Question

Use the first and second derivatives of the function y = x^3-3x^2-9x+15 to find the intervals of increase and decrease. Help!?

Answer 1

The function is decreasing for `x in [-1, 3]`, and is decreasing for all x outside this interval, `x !in [-1, 3]`.

Explanation:

You may benefit from looking at some videos where the derivatives are explained, for instance

It is always a good idea to start with drawing a graph of your 3rd degree function (I've used Geogebra):

The graph shows that for `x in [-1, 3]` the function is decreasing, and it is decreasing for all x outside this interval, `x !in [-1, 3]`.

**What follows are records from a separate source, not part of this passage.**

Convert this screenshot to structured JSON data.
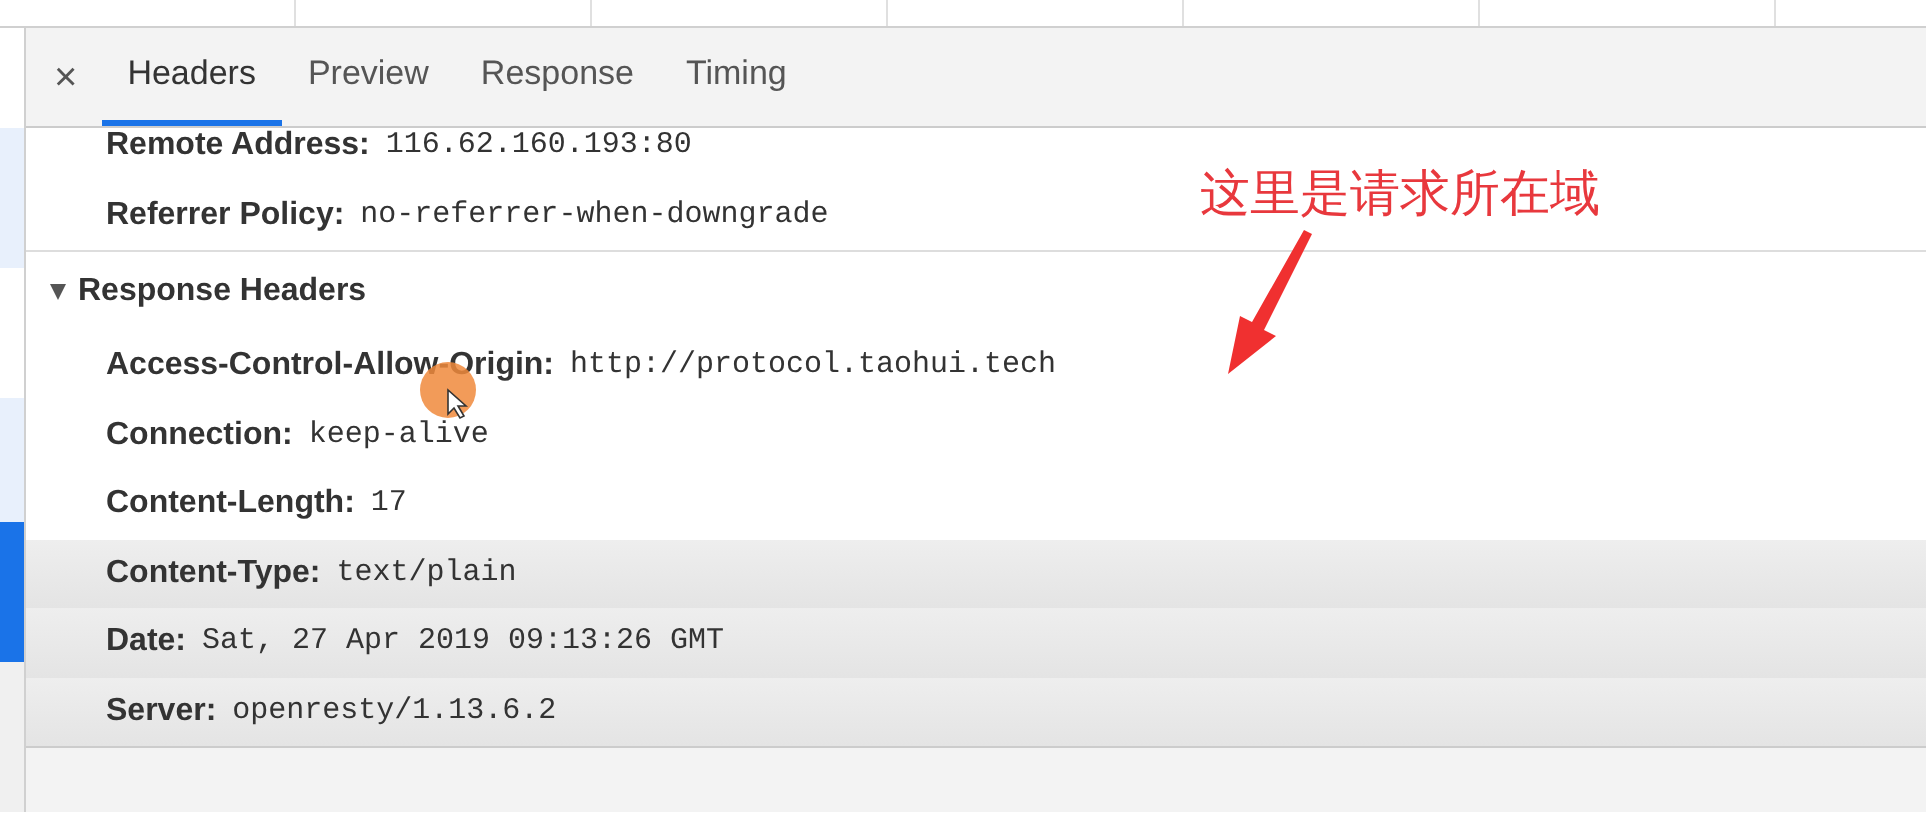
{
  "close_label": "×",
  "tabs": [
    {
      "label": "Headers",
      "selected": true
    },
    {
      "label": "Preview",
      "selected": false
    },
    {
      "label": "Response",
      "selected": false
    },
    {
      "label": "Timing",
      "selected": false
    }
  ],
  "general_rows": [
    {
      "name": "Remote Address:",
      "value": "116.62.160.193:80"
    },
    {
      "name": "Referrer Policy:",
      "value": "no-referrer-when-downgrade"
    }
  ],
  "response_headers": {
    "title": "Response Headers",
    "expanded": true,
    "rows": [
      {
        "name": "Access-Control-Allow-Origin:",
        "value": "http://protocol.taohui.tech"
      },
      {
        "name": "Connection:",
        "value": "keep-alive"
      },
      {
        "name": "Content-Length:",
        "value": "17"
      },
      {
        "name": "Content-Type:",
        "value": "text/plain"
      },
      {
        "name": "Date:",
        "value": "Sat, 27 Apr 2019 09:13:26 GMT"
      },
      {
        "name": "Server:",
        "value": "openresty/1.13.6.2"
      }
    ]
  },
  "annotation": {
    "text": "这里是请求所在域"
  }
}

Let's use the 1st and 2nd derivatives to find this, as requested in the task:
`y=x^3-3x^2-9x+15`
`y'=3x^2-6x-9=3(x+1)(x-3)`
`y''=6x-6=6(x-1)`

`y'` gives the slope in each point of the curve, and `y''` tels if it's increasing or decreasing in the point. Therefore, for what values of x is `y'=0`?

The first derivative`y'=3(x+1)(x-3)`
We see that `y'=0` when `x=-1` and `x=3`, so the slope changes direction in these points.

Next: the 2nd derivative `y''=6(x-1)`.
`x=-1`: `y''=6(x-1)=6(-2)=-12<0`
A negative value tells us that the slope is changing from an increase to decrease

`x=3`: `y''=6(x-1)=6*2=12>0`
A positive value tells us that the slope is changing from a decrease to increase.

This is actually in agreement with what we could see from the graph.